Monday, 23 April 2007

The 'click fraud' debate

Latest quarterly figures published by Click Forensics indicate that 'click fraud' from PPC advertising is on the rise - up to 14.8% in Q1 of 2007, which is up from 14.2% in the previous quarter and continuing an upward trend. This company operates the Click Fraud Index, which comprises a network of over 3,500 advertisers and agencies who record data from their PPC campaigns.

This figure is significantly higher than figures released a few months ago by Google, who claimed that just 0.02% of their AdWords traffic is identified as click fraud (once other non-converting clicks are taken into account). Of course, everyone with an interest has an axe to grind (or a business to run) when it comes to these figures and the wide variation in figures comes down to definition and recording methods.
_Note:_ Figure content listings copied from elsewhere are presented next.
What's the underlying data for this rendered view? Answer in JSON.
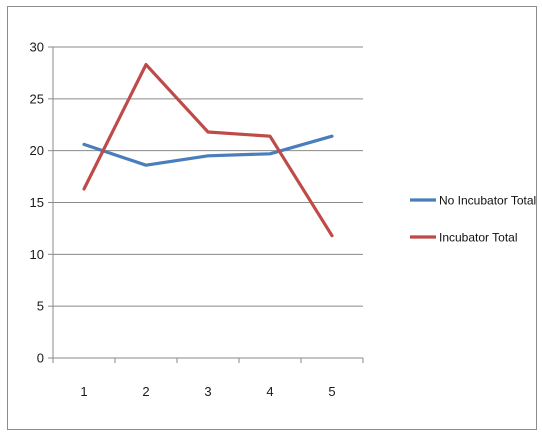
{
  "chart_data": {
    "type": "line",
    "title": "",
    "xlabel": "",
    "ylabel": "",
    "x": [
      1,
      2,
      3,
      4,
      5
    ],
    "ylim": [
      0,
      30
    ],
    "yticks": [
      0,
      5,
      10,
      15,
      20,
      25,
      30
    ],
    "grid": true,
    "legend_position": "right",
    "series": [
      {
        "name": "No Incubator Total",
        "color": "#4a7ebb",
        "values": [
          20.6,
          18.6,
          19.5,
          19.7,
          21.4
        ]
      },
      {
        "name": "Incubator Total",
        "color": "#be4b48",
        "values": [
          16.3,
          28.3,
          21.8,
          21.4,
          11.8
        ]
      }
    ]
  }
}
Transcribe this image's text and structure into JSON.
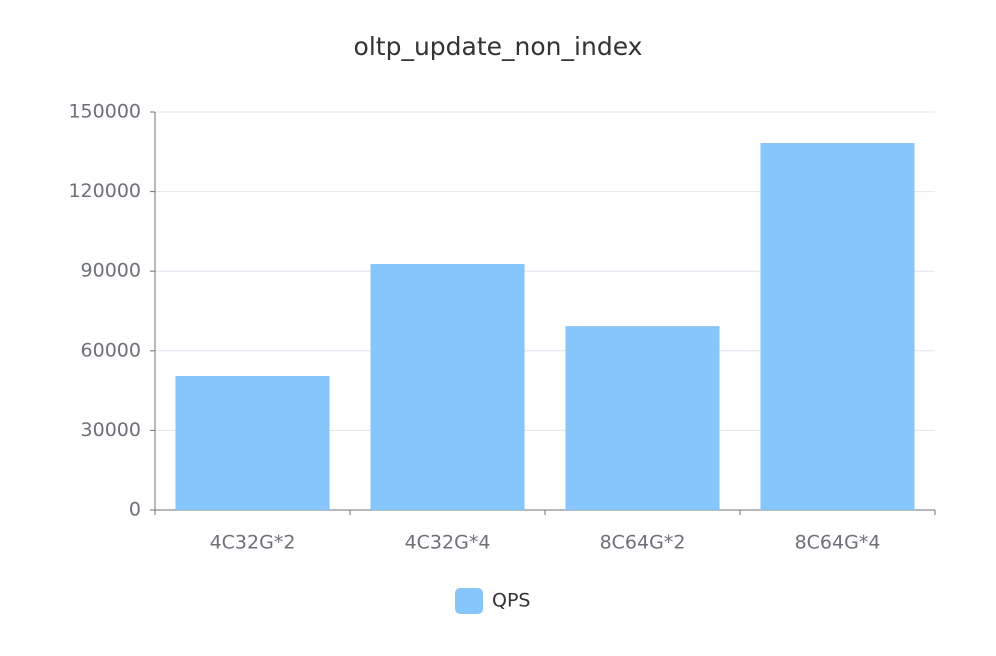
{
  "chart_data": {
    "type": "bar",
    "title": "oltp_update_non_index",
    "categories": [
      "4C32G*2",
      "4C32G*4",
      "8C64G*2",
      "8C64G*4"
    ],
    "series": [
      {
        "name": "QPS",
        "color": "#87c6fb",
        "values": [
          50500,
          92700,
          69300,
          138300
        ]
      }
    ],
    "ylim": [
      0,
      150000
    ],
    "yticks": [
      0,
      30000,
      60000,
      90000,
      120000,
      150000
    ],
    "grid": true,
    "legend": "bottom"
  }
}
We haven't got space to list the different definitions of click fraud here and the 3 main PPC provides all define this in different ways and probably use slightly different methods to record and combat it. Google has been the most transparent and does show the number of 'invalid' clicks deducted from each AdWords campaign, which tends to range between 2-5%.

Click fraud will remain one of the biggest concerns for PPC advertisers (along with rising click prices) and we will no doubt return to this subject again soon. Regardless of all the figures and the automatic controls that are in place, or the manual checks that can sometimes be done, you can never stop a competitor occasionally clicking on your paid link, particularly if you're in a competitive (and high priced) market or they have the time to waste.

Ultimately the campaign overall still has to be successful and generate a good ROI, including any margin for click fraud costs. That will then come down to your keyword choices, website usability and product or price offer. Click fraud certainly can't be ignored, but it's just one of the factors that will determine whether your online marketing campaign is successful or not.